Holloween, The Mourning-After Poem

At a Halloween house party where I was one of two African American college students, I came to represent available, accessible sex. I was transformed from a sexual subject to object by the rap music and by the anonymous white guy who groped me. The rap music was so loud that I could not hear my soul yelling “No.” I felt hollow. I did nothing that night. I was consumed with rage. This is my mourning-after poem, my way of reconstructing and reclaiming that (body) part of me.


I still feel the echo,

My voice cursing

This drunken 6 ft. something

White man walking out

Of the door

After taking his

Football hand

To grab my ass from my

Rectum upward.

 

I came to the Halloween party with a halter

Spandex denim catsuit

Pretending

To be Foxy funked

Out in an afro wig and retro threads,

A black ghost

When I had my guts gored

By football hands

Thinking I was his

Foxy brown black whore.

 

I saw two blonde-haired twins in their

Pseudo-lesbian stance standing in

For the prostitute. Red-lipped Marilyn

Twisted through the crowd with a bottle of bubbly,

Her breasts bubbling over, her white skin

Blending in

With her white halter dress. I ad-

Dressed my Maryland

No-listen-to-hip-hop roommate why

She tagged her white tank a “wifebeater” without question, I asked her

What it meant

That her closest friends

Coming in as “Heaven” and “Hell” were free to take

Center-stage tag-teaming

Jeanie, Austin Powers and whiteman as himself

In a striptease dance

Which we all consumed,

Looked, laughed and frowned

Because we thought we were somehow not them.
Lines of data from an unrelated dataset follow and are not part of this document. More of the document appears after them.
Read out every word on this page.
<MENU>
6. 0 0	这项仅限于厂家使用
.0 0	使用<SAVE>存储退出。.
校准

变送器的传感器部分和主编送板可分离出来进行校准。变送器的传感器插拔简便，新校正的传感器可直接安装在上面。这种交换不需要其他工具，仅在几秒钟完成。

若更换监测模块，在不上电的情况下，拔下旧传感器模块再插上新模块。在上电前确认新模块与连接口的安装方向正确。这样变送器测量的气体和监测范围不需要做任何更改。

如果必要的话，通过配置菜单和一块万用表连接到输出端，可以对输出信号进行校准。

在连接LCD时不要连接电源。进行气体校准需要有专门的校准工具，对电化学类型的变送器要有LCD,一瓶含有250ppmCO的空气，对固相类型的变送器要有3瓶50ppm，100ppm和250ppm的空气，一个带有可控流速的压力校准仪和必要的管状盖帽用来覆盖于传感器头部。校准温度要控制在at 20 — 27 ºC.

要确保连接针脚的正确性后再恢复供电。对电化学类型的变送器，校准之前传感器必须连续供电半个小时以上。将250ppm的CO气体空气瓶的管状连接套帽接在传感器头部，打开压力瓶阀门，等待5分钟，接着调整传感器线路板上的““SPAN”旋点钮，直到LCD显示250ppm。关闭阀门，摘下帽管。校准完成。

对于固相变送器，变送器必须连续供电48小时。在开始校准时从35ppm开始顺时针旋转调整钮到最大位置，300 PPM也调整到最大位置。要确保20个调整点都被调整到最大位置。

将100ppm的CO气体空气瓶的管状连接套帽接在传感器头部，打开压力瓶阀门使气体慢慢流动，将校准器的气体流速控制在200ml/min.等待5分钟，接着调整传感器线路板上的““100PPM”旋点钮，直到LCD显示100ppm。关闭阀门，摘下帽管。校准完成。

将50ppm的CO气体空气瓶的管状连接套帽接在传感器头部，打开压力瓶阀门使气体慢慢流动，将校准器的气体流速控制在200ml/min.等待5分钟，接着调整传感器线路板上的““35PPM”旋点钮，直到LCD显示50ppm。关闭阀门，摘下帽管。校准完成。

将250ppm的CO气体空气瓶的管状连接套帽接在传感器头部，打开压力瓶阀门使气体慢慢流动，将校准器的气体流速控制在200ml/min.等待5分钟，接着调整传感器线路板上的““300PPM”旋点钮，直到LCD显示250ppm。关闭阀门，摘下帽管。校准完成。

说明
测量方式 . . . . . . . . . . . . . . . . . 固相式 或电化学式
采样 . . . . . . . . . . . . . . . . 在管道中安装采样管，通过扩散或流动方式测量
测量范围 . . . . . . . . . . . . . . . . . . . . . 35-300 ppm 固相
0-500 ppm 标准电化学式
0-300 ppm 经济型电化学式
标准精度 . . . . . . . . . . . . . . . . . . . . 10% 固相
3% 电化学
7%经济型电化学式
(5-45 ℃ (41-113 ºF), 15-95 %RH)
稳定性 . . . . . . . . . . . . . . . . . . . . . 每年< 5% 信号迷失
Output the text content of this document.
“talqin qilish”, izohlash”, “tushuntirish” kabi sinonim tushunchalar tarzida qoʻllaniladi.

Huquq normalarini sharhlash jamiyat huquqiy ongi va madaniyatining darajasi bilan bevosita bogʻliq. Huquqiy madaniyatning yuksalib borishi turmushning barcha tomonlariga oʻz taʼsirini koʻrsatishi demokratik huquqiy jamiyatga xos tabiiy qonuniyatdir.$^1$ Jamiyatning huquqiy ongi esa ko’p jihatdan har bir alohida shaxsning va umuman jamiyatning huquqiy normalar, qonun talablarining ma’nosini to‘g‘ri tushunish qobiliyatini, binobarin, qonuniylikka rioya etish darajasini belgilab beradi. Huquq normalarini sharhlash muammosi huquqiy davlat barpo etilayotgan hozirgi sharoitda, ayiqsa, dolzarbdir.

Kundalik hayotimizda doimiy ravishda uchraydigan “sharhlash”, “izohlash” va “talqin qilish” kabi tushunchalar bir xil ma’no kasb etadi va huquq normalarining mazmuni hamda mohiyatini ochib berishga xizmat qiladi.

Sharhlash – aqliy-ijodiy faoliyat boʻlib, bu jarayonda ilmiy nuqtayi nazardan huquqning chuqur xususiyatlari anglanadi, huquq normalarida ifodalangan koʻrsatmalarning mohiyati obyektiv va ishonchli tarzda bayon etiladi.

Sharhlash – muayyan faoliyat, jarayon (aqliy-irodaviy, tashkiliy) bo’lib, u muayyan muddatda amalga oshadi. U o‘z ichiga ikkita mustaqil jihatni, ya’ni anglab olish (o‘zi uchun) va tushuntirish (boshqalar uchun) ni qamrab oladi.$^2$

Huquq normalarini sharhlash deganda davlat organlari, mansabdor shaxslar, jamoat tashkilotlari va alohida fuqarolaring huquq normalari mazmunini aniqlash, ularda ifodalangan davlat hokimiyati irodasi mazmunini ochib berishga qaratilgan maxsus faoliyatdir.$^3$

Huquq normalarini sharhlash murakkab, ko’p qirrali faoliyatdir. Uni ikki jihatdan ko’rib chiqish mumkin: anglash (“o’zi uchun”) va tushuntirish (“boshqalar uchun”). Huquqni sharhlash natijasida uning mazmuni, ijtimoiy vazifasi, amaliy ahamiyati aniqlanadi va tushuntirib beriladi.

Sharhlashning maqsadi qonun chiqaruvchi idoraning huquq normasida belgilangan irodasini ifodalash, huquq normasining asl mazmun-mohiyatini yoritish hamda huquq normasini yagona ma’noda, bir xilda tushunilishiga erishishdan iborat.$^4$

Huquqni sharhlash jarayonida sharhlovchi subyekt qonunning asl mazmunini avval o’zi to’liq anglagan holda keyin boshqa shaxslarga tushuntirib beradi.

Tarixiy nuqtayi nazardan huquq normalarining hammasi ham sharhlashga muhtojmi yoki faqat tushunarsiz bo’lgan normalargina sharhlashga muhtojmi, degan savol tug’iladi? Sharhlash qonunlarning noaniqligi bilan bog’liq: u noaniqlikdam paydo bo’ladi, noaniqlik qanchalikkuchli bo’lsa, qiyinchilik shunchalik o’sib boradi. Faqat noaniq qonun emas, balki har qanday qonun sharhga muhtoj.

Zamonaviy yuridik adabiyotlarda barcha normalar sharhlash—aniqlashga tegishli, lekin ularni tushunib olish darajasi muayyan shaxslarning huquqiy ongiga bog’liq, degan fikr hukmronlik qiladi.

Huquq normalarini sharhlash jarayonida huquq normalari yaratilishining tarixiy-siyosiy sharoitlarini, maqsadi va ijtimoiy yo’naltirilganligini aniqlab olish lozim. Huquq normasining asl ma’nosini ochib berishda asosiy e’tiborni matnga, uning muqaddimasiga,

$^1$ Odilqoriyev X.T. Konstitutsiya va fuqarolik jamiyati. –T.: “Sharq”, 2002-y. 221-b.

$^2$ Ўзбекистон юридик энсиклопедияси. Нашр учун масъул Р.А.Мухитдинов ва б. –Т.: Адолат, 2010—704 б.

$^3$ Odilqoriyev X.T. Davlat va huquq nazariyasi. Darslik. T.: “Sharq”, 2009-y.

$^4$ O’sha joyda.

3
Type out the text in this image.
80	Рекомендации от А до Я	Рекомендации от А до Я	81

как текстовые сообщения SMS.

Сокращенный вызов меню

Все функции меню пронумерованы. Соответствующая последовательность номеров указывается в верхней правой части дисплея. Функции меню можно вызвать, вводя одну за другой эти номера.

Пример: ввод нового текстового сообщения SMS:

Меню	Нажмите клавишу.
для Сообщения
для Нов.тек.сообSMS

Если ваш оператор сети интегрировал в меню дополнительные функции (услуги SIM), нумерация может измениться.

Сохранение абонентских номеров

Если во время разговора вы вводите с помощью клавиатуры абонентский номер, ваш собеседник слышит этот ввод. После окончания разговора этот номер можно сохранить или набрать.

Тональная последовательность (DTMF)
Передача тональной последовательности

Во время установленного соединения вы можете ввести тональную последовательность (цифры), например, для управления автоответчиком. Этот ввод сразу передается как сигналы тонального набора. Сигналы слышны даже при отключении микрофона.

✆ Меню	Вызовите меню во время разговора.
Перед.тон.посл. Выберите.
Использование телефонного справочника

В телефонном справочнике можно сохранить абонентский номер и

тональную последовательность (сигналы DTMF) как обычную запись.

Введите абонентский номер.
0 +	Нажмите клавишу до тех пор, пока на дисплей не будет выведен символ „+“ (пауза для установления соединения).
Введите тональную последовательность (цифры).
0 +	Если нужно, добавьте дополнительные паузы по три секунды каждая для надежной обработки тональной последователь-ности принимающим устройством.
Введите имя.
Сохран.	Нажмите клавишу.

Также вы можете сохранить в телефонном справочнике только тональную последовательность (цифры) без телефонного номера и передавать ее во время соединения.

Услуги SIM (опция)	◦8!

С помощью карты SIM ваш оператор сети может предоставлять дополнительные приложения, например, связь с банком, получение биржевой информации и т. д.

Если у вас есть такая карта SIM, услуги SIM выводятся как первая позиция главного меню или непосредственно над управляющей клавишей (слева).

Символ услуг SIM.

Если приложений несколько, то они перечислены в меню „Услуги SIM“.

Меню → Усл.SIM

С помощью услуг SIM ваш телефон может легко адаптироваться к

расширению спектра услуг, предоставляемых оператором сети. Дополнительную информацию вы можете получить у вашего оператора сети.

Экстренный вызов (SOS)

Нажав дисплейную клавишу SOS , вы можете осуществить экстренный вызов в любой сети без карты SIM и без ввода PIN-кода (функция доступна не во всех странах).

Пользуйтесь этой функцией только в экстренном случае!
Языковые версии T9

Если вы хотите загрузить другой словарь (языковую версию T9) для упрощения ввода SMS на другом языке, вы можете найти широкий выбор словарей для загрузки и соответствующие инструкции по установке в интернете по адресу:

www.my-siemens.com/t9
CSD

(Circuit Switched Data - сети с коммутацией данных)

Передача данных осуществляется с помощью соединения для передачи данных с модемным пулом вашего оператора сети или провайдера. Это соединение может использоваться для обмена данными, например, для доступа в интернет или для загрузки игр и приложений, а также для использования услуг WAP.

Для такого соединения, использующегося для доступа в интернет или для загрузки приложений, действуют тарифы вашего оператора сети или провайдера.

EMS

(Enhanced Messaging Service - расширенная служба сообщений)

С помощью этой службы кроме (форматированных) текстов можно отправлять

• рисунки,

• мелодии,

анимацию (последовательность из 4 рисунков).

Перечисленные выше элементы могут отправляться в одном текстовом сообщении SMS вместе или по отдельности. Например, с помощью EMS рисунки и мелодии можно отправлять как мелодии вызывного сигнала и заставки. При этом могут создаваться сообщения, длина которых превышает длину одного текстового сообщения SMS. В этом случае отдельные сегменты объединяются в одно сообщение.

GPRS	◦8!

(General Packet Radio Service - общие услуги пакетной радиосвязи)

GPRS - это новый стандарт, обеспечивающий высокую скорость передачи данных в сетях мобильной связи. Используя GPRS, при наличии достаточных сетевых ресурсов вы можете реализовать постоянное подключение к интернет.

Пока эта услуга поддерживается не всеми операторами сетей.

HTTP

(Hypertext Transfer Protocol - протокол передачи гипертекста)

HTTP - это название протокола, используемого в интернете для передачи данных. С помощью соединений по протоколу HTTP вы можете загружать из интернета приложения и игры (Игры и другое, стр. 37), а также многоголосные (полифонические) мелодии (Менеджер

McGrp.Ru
I wasn’t

Drunk, like them,

I sipped root beer.

I wasn’t high, like them,

I got off

From humming hip-hop in the corner

Screaming

From two speakers

From a homemade CD

The horror hostess called a “party mix” that I was mixed up in

‘Cause somehow drunken ass football hands

Who felt me up from the asshole up

Thought I was his real-life blaxploitation ho

From them 70s shows done over in them rap videos.

 

I walked in the house

Party with goddamn Madonna

In her ultra-mini, black lace tights, peek-a-boo tank

Surrounded by her

Entire blonde ambition, erotica entourage touring

All around me, but

Drunken ass football hands stationed right on top of me,

Right as

One of the number one raps raped me

In the background, I became (her)

Tone-deaf hearing

Nothing

But the curse

Words I could have said

If my blackness were not drowned

Out by all the white noise,

By drunken ass football hands

Walking up-

Right

Out the door

Hi-fiving his fratboylike buddies bragging

He finally got the opportunity

To fondle the foxy brown black whore

From his virtual

 

Reality.

 

An earlier version of this autoethnographic poem is featured in the journal, Qualitative Inquiry.

11 thoughts on “Holloween, The Mourning-After Poem

  1. thank you for sharing. Your poem is dope. I love how you put this: “If my blackness were not drowned/Out by all the white noise”.

    1. Thanks! Each Halloween I am reminded of this moment and I revisit it to think about black female identity and representation.

  2. This piece is as powerful as the first time when I heard it… the morning after. Thanks for sharing this timely poem as we approach this weekend when folks feel free to suspend their disguise… and show how they * really * feel. Paz hermana.

  3. Thank you Michele, Jessica and Chela for taking the time to read it and reply. It is greatly appreciated and quite affirming.